Sunday, 23 February 2014


Silvereye by Jim Smart

My February birding has been thwarted.  Until today.  Today the weather was perfect:  the sky was blue, the temperature delightful.  There was just a slight breeze and the birds were singing.

It almost made up for missing out on my January Wollongong pelagic when I was hoping to see a White-necked Petrel.  The trip was cancelled because of heavy seas.  What's worse is that the February Wollongong pelagic saw not one, but two White-necked Petrels!  I had booked to do a pelagic out of Port Fairy in February, but that too was cancelled.  This time, because they couldn't fill the boat.  Very odd, when most pelagics have waiting lists.  I did not expect to see a White-necked Petrel out of Port Fairy.  Any seabird would have been welcome.  And I would have seen Black-faced Cormorants in the harbour, and Hooded Plovers and Sanderlings on Killarney Beach.  And we would have stopped at Point Addis on the way down to Port Fairy to tick Rufous Bristlebirds.  I was feeling quite cheated.

Then this morning I visited Wilson Reserve in Ivanhoe, and enjoyed myself immensely.  The Powerful Owl looked at me wisely, and a Nankeen Night-Heron ignored me completely.  Of course I always see Brown Thornbills, Grey Fantails, Eastern Yellow Robins, White-browed Scrubwrens and Superb Fairy-wrens.  I would be surprised to miss out on any of these.  And, one of my favourite little birds is always there too:  Silvereyes.  The first piece of writing about birds I ever published was about Silvereyes.  I was ten years old.  They have been one of my favourites ever since.

There are always Common Bronzewings here too.  And of course, Grey Butcherbirds and Red Wattlebirds.  I hoped to see an Azure Kingfisher which had been reported from here recently, but I missed out on that.

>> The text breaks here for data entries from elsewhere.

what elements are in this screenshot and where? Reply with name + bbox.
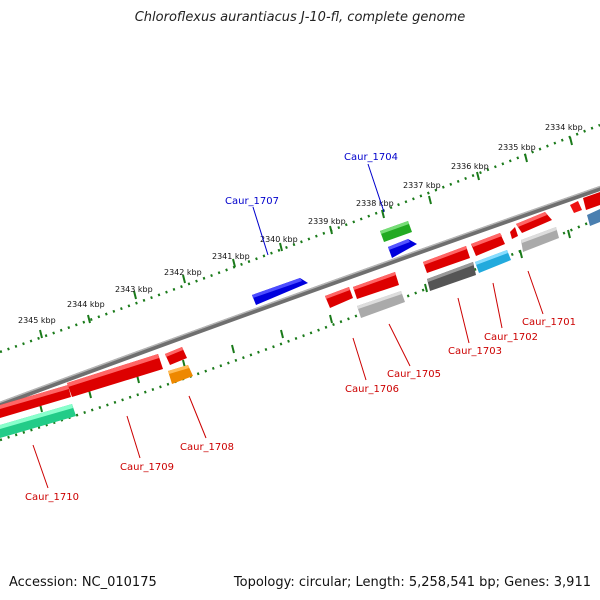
gene-label[interactable]: Caur_1703 — [448, 346, 502, 357]
gene-caur-1704[interactable] — [380, 221, 412, 242]
gene-forward-right-steel[interactable] — [587, 209, 600, 226]
gene-label[interactable]: Caur_1705 — [387, 369, 441, 380]
gene-forward-right-red[interactable] — [570, 192, 600, 213]
scale-tick-label: 2337 kbp — [403, 181, 441, 190]
gene-label[interactable]: Caur_1708 — [180, 442, 234, 453]
gene-label[interactable]: Caur_1709 — [120, 462, 174, 473]
gene-caur-1708[interactable] — [165, 347, 193, 384]
scale-tick-label: 2335 kbp — [498, 143, 536, 152]
forward-scale-line — [0, 123, 600, 354]
gene-caur-1701[interactable] — [510, 212, 559, 252]
scale-tick-label: 2334 kbp — [545, 123, 583, 132]
scale-tick-label: 2340 kbp — [260, 235, 298, 244]
gene-caur-1707[interactable] — [252, 278, 308, 305]
genome-backbone — [0, 185, 600, 407]
gene-caur-1710[interactable] — [0, 385, 76, 438]
scale-tick-label: 2338 kbp — [356, 199, 394, 208]
gene-caur-1706[interactable] — [325, 287, 353, 308]
accession-label: Accession: NC_010175 — [9, 575, 157, 590]
gene-label[interactable]: Caur_1702 — [484, 332, 538, 343]
map-title: Chloroflexus aurantiacus J-10-fl, comple… — [134, 10, 466, 25]
gene-label[interactable]: Caur_1704 — [344, 152, 398, 163]
scale-tick-label: 2336 kbp — [451, 162, 489, 171]
scale-tick-label: 2339 kbp — [308, 217, 346, 226]
gene-label[interactable]: Caur_1701 — [522, 317, 576, 328]
gene-leader-lines — [32, 163, 544, 489]
scale-tick-label: 2345 kbp — [18, 316, 56, 325]
topology-label: Topology: circular; Length: 5,258,541 bp… — [233, 575, 591, 590]
gene-label[interactable]: Caur_1707 — [225, 196, 279, 207]
forward-major-ticks — [39, 136, 573, 339]
scale-tick-label: 2343 kbp — [115, 285, 153, 294]
gene-caur-1705[interactable] — [353, 272, 405, 318]
gene-label[interactable]: Caur_1710 — [25, 492, 79, 503]
scale-tick-label: 2342 kbp — [164, 268, 202, 277]
reverse-scale-line — [0, 216, 600, 442]
scale-tick-label: 2341 kbp — [212, 252, 250, 261]
scale-tick-label: 2344 kbp — [67, 300, 105, 309]
gene-caur-1702[interactable] — [471, 233, 511, 273]
gene-label[interactable]: Caur_1706 — [345, 384, 399, 395]
gene-forward-blue[interactable] — [388, 239, 417, 258]
gene-caur-1703[interactable] — [423, 246, 476, 291]
gene-caur-1709[interactable] — [67, 354, 163, 397]
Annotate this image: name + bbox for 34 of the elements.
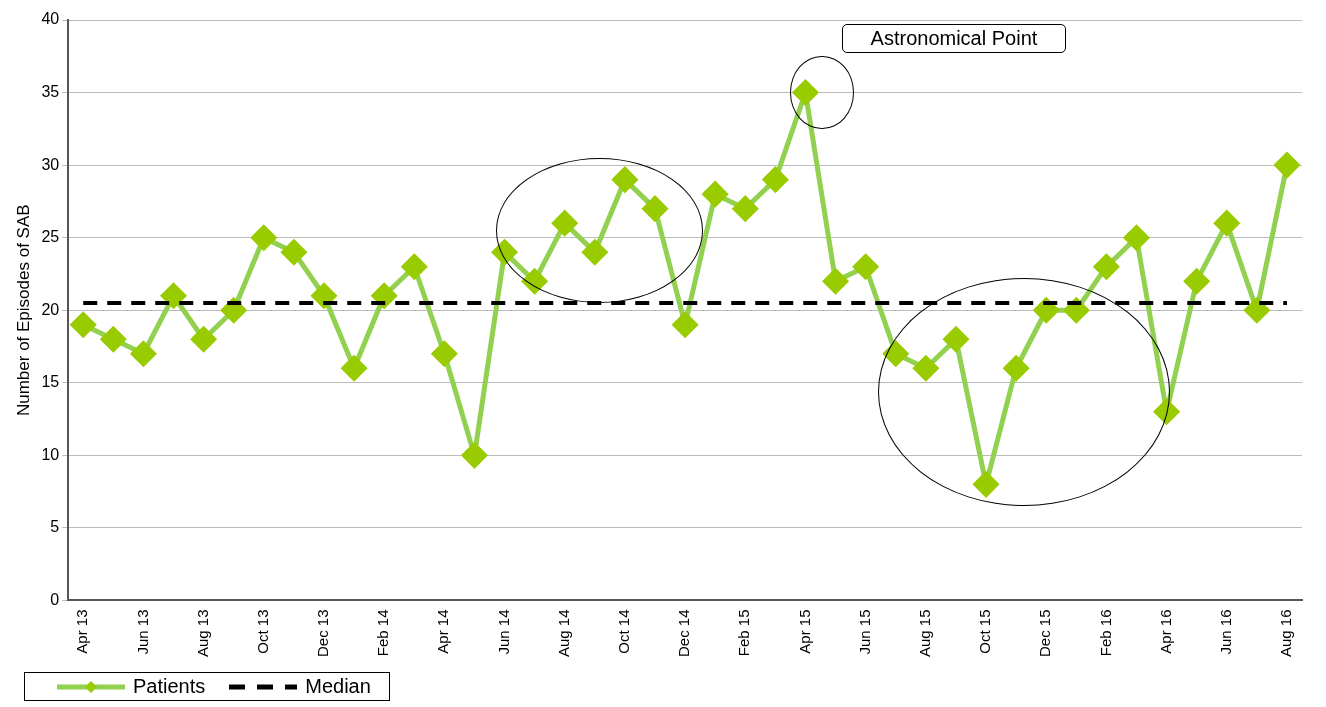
y-tick-label: 25 (41, 228, 60, 246)
x-tick-label: Aug 16 (1277, 609, 1295, 658)
x-tick-label: Jun 16 (1216, 609, 1234, 655)
x-tick-label: Apr 15 (795, 609, 813, 654)
y-axis-title: Number of Episodes of SAB (13, 204, 33, 417)
x-tick-label: Apr 16 (1156, 609, 1174, 654)
x-tick-label: Jun 14 (494, 609, 512, 655)
y-tick-label: 10 (41, 445, 60, 463)
y-tick-label: 30 (41, 155, 60, 173)
x-tick-label: Dec 13 (314, 609, 332, 657)
x-tick-label: Jun 15 (855, 609, 873, 655)
y-tick-label: 40 (41, 10, 60, 28)
y-tick-label: 5 (50, 518, 60, 536)
x-tick-label: Feb 14 (374, 609, 392, 657)
x-tick-label: Aug 15 (915, 609, 933, 658)
x-tick-label: Feb 15 (735, 609, 753, 657)
legend-label: Patients (133, 675, 206, 698)
legend-label: Median (305, 675, 371, 698)
x-tick-label: Apr 13 (73, 609, 91, 654)
y-tick-label: 20 (41, 300, 60, 318)
y-tick-label: 0 (50, 590, 60, 608)
y-tick-label: 35 (41, 82, 60, 100)
x-tick-label: Oct 15 (976, 609, 994, 654)
x-tick-label: Feb 16 (1096, 609, 1114, 657)
x-tick-label: Oct 13 (253, 609, 271, 654)
annotation: Astronomical Point (841, 24, 1067, 53)
y-tick-label: 15 (41, 373, 60, 391)
x-tick-label: Jun 13 (133, 609, 151, 655)
x-tick-label: Apr 14 (434, 609, 452, 654)
x-tick-label: Oct 14 (615, 609, 633, 654)
x-tick-label: Dec 15 (1036, 609, 1054, 657)
x-tick-label: Dec 14 (675, 609, 693, 657)
x-tick-label: Aug 14 (554, 609, 572, 658)
x-tick-label: Aug 13 (193, 609, 211, 658)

I was wandering along the path, looking in the river for the kingfisher, when I heard a strange, grating call.  What could it be?  I looked in the gum tree above, but could see nothing.  I looked again, then scanned the whole huge tree with my binoculars.  There it was at last:  a grey fluffy lump.  Was it a baby frogmouth?  It was still making its strange call.  Then I saw its tail, properly feathered.  It was a kookaburra.  There was no sign of its parents, but no doubt they were within hearing, and recognized that strange call.

The Bell Miners tinkled at me and a Grey Shrike-thrush sang delightfully.  A Black-faced Cuckoo-shrike shuffled its wings, while I admired some dabbling ducks.  I won't go as far as to say that this morning's enjoyable walk made up for the absence of White-necked Petrels in January, but I will say it was a very pleasant hour I spent with the birds.